Company, as defined in the Employment Agreement, Mr. Doman will receive the
acceleration of the vesting of outstanding options and the payment of up to
three (3) years' salary, among other benefits. DUSA may terminate Mr. Doman's
employment with or without cause on sixty (60) days prior written notice.

A copy of the Press Release announcing Mr. Doman's hiring is attached as Exhibit
99.

ITEM 5.03 - AMENDMENT TO ARTICLES OF INCORPORATION OR BYLAWS; CHANGE IN FISCAL
YEAR.

On December 29, 2004, DUSA's Board of Directors amended its By-Laws to (i)
clarify that a non-employee officer may serve as the Lead Director and (ii)
created the position of Vice Chairman of the Board of Directors. A copy of the
amended and restated By-Laws is attached as Exhibit 3.

ITEM 9.01 - FINANCIAL STATEMENTS AND EXHIBITS

 3 - By-Laws of DUSA Pharmaceuticals, Inc.

99 - Press Release dated January 4, 2005


                                   SIGNATURES

      Pursuant to the requirements of the Securities Exchange Act of 1934, the
Registrant has duly caused this report to be signed on its behalf by the
undersigned hereunto duly authorized.

                                             DUSA PHARMACEUTICALS, INC.
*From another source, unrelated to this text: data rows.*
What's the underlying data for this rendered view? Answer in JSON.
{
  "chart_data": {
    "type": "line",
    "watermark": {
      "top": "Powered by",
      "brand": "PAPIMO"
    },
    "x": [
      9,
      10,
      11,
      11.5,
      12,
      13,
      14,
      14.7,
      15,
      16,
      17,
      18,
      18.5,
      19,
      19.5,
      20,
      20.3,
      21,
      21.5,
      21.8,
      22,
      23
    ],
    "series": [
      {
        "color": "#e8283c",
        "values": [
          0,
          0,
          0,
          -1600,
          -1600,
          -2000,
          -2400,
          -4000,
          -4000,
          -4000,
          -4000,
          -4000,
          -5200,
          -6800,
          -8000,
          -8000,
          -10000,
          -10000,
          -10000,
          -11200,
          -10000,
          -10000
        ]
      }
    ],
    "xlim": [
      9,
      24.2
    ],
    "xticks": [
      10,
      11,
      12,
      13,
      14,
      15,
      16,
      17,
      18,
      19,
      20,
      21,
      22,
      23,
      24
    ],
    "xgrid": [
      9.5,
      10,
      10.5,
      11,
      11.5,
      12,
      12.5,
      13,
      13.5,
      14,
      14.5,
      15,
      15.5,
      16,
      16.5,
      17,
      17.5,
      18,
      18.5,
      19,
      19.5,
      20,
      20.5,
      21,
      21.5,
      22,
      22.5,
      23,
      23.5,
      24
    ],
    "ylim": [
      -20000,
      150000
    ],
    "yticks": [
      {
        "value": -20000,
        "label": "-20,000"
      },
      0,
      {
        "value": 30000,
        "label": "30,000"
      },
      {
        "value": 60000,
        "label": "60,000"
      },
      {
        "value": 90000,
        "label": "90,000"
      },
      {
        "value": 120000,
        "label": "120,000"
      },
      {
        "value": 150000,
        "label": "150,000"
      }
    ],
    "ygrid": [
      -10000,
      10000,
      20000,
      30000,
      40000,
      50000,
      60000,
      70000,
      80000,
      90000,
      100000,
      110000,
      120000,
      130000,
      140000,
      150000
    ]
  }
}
Dated:  January 4, 2005                      By: /s/ D. Geoffrey Shulman
                                                 -------------------------------
                                                 D. Geoffrey Shulman, MD, FRCPC
                                                 Chairman of the Board and Chief
                                                 Executive Officer



                                  EXHIBIT INDEX

3     By-Laws of DUSA Pharmaceuticals, Inc.